Further references to the schoolmasters of the Free School are to be found in the Woburn parish registers. Under the heading “Buryd of the plague anno domini 1625” is listed James Tong, master of the free school, no doubt the man who had arrived in 1603, with five of his children. Other names which appear are: 1636-1637 William Roberts; 1643 Master Clertherall; 1654 Titus Kidman; 1682 William Lawson (described as a scrivener in his will); 1706 Samuel Knight; 1709 Samuel Davis; 1742 Thomas Thornicraft; 1787 John Foster; 1789 James Shaw and 1798 William Adam.

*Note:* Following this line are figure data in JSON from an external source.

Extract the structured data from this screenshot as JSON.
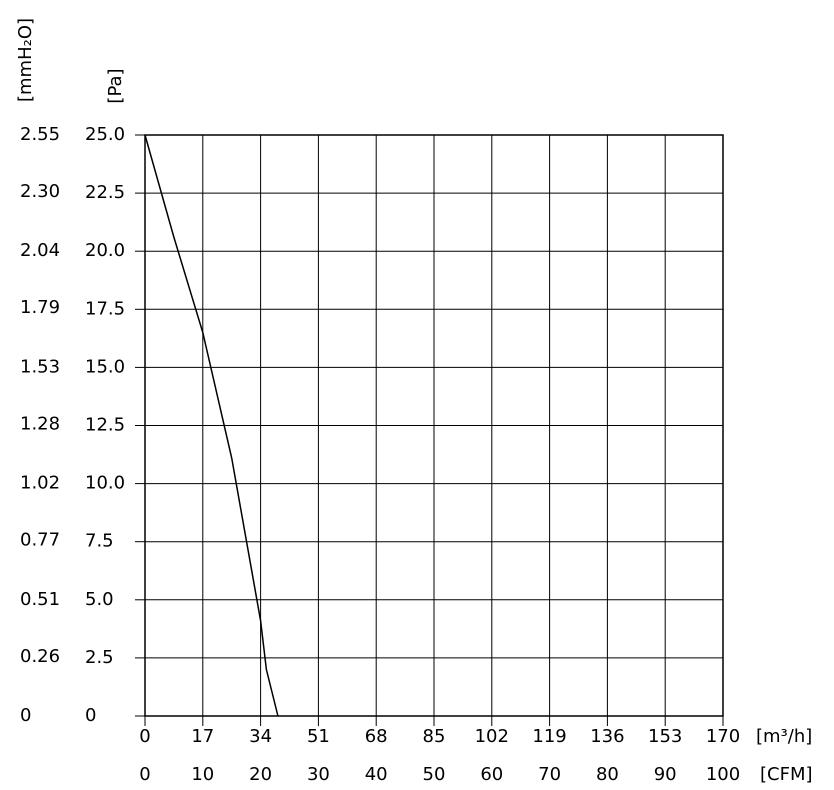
{
  "chart_data": {
    "type": "line",
    "ylabel": "[Pa]",
    "y2label": "[mmH₂O]",
    "xlabel": "[CFM]",
    "x2label": "[m³/h]",
    "x": [
      0,
      5,
      10,
      15,
      20,
      21,
      23
    ],
    "series": [
      {
        "color": "#000000",
        "values": [
          25,
          20.6,
          16.5,
          11.1,
          4.1,
          2.0,
          0
        ]
      }
    ],
    "xlim": [
      0,
      100
    ],
    "xticks": [
      0,
      10,
      20,
      30,
      40,
      50,
      60,
      70,
      80,
      90,
      100
    ],
    "x2lim": [
      0,
      170
    ],
    "x2ticks": [
      0,
      17,
      34,
      51,
      68,
      85,
      102,
      119,
      136,
      153,
      170
    ],
    "ylim": [
      0,
      25
    ],
    "yticks": [
      0,
      2.5,
      {
        "value": 5,
        "label": "5.0"
      },
      7.5,
      {
        "value": 10,
        "label": "10.0"
      },
      12.5,
      {
        "value": 15,
        "label": "15.0"
      },
      17.5,
      {
        "value": 20,
        "label": "20.0"
      },
      22.5,
      {
        "value": 25,
        "label": "25.0"
      }
    ],
    "y2lim": [
      0,
      2.55
    ],
    "y2ticks": [
      0,
      0.26,
      0.51,
      0.77,
      1.02,
      1.28,
      1.53,
      1.79,
      2.04,
      {
        "value": 2.3,
        "label": "2.30"
      },
      2.55
    ],
    "grid": true
  }
}
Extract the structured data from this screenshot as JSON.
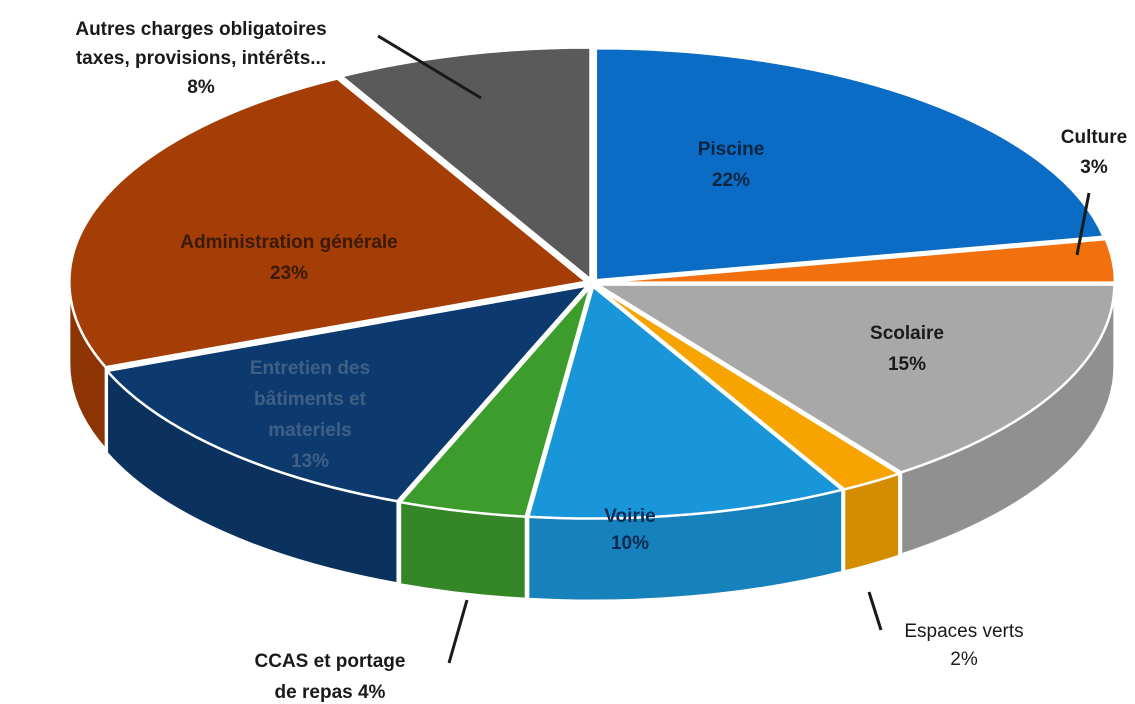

John Foster evidently was a man endowed with the versatility often expected of village schoolmasters in the eighteenth century. In his will he bequeaths to his son William Foster “my Violin, German Flute, Hautboy and the Bassoon” (if not demanded by the parish), with all Books of Music, a Bible with his name in it, Martin’s Dictionary, “my English Grammars and Arithmetics being Books used in the School and Wing’s Art of Surveying and Slide Rule” [ABP/W1787/13].

Though Francis, Earl of Bedford, had intended the free school to be a grammar school, teaching Latin and Greek in preparation for the universities, by the eighteenth century it had become an ordinary charity school. Accounts in the Russell Archive at Bedfordshire and Luton Archives and Records Service show that from 1706 to 1722 there were thirty boys who were clothed by the Duke at Whitsuntide every year; bills appear for 30 coats, 30 pairs of breeches, 60 shirts, bands, caps, stockings, shoes and buckles. The Duchess seems to have founded a private charity of her own for a school where fifteen charity girls were clothed and taught knitting, sewing and working samplers.

The old school building was listed by the former Ministry of Works in October 1952 as Grade II, of special interest. The listing notes that the original building was reworked around 1830 by Edward Blore. There was also reworking later in the 19th century. The building is constructed of coursed ironstone with ashlar dressings and has a clay tile roof. It is a rectangular structure, formerly consisting of two storeys and attics. The first floor was later removed.